Source: Dr. Bill Musgrave, American Gold Exchange
Austin— Gold dipped 0.2% to close at a four-month low of $1,244 after strong factory data in the U.S. and China diminished interest in safe havens. The ISM said U.S. manufacturing jumped in May at the fastest pace in this year, signaling improved prospects for growth in the second half of the year. Chinese manufacturing also grew by more than expected, reversing a recent slowing trend. The upbeat reports rallied global equities, with the Dow and S&P 500 setting new record closes.
The dollar rallied against the euro and Treasury prices fell again for the biggest three-day drop since March.
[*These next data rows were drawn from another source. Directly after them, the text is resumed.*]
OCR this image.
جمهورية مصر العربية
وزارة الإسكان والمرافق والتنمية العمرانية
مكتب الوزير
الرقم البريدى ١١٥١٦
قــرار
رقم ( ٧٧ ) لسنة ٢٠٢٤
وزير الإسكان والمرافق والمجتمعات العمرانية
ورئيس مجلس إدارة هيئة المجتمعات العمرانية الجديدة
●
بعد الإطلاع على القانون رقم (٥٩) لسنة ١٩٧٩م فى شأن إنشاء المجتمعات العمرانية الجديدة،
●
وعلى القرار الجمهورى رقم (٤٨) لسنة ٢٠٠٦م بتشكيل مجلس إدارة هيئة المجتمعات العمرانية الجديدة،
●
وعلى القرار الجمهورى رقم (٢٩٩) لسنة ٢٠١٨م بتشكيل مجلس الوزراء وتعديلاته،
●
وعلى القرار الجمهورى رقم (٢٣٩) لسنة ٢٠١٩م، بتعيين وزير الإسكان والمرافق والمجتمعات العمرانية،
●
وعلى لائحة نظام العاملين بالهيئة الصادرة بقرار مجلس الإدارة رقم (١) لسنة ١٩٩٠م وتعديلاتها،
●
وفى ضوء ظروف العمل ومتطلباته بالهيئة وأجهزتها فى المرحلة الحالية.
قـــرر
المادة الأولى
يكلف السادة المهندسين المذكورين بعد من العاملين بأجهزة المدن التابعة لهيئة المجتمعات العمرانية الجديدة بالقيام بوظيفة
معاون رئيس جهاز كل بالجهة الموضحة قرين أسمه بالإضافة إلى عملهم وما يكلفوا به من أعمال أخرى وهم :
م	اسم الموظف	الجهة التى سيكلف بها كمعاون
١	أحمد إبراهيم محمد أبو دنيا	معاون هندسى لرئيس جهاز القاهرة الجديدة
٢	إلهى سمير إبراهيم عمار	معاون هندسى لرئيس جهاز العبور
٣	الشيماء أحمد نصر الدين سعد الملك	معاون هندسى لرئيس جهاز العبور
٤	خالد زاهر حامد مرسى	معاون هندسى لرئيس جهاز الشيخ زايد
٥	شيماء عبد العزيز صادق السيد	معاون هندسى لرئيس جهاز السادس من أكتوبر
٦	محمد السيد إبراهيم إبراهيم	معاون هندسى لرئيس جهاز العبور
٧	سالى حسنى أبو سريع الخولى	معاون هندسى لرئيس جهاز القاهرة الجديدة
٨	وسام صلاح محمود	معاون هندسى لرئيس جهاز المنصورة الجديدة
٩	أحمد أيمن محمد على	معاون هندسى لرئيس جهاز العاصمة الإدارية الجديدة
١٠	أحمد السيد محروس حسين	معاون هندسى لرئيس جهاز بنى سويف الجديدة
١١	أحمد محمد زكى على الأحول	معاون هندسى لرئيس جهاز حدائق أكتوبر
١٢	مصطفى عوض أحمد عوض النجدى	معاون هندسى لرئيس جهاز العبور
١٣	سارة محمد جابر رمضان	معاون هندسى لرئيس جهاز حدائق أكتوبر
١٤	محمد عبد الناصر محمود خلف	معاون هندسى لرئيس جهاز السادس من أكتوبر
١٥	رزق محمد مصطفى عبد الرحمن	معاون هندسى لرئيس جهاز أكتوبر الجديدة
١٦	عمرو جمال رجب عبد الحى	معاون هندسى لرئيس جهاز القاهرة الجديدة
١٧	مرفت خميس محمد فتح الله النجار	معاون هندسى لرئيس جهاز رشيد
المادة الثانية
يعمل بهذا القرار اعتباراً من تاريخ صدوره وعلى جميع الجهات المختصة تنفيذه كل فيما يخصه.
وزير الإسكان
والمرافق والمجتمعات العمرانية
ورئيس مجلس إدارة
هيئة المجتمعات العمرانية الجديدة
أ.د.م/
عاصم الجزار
Falling inflation in Germany and flagging growth in the eurozone is likely to mean the start of Fed-style quantitative easing by the ECB in June, further undermining the euro. A stronger dollar typically pressures gold and other commodities denominated in the buck by making them more costly to holders of other currencies. The other precious metals were mixed, with platinum and palladium losing 1.1% and 0.4%, respectively, while silver bucked the trend by gaining 0.3%
At the Comex close: August gold dipped $2 to $1,244; July silver gained 6 cents to $18.74; July platinum dropped $16 to $1,436.70; and September palladium shed $3.70 to $832.65 an ounce.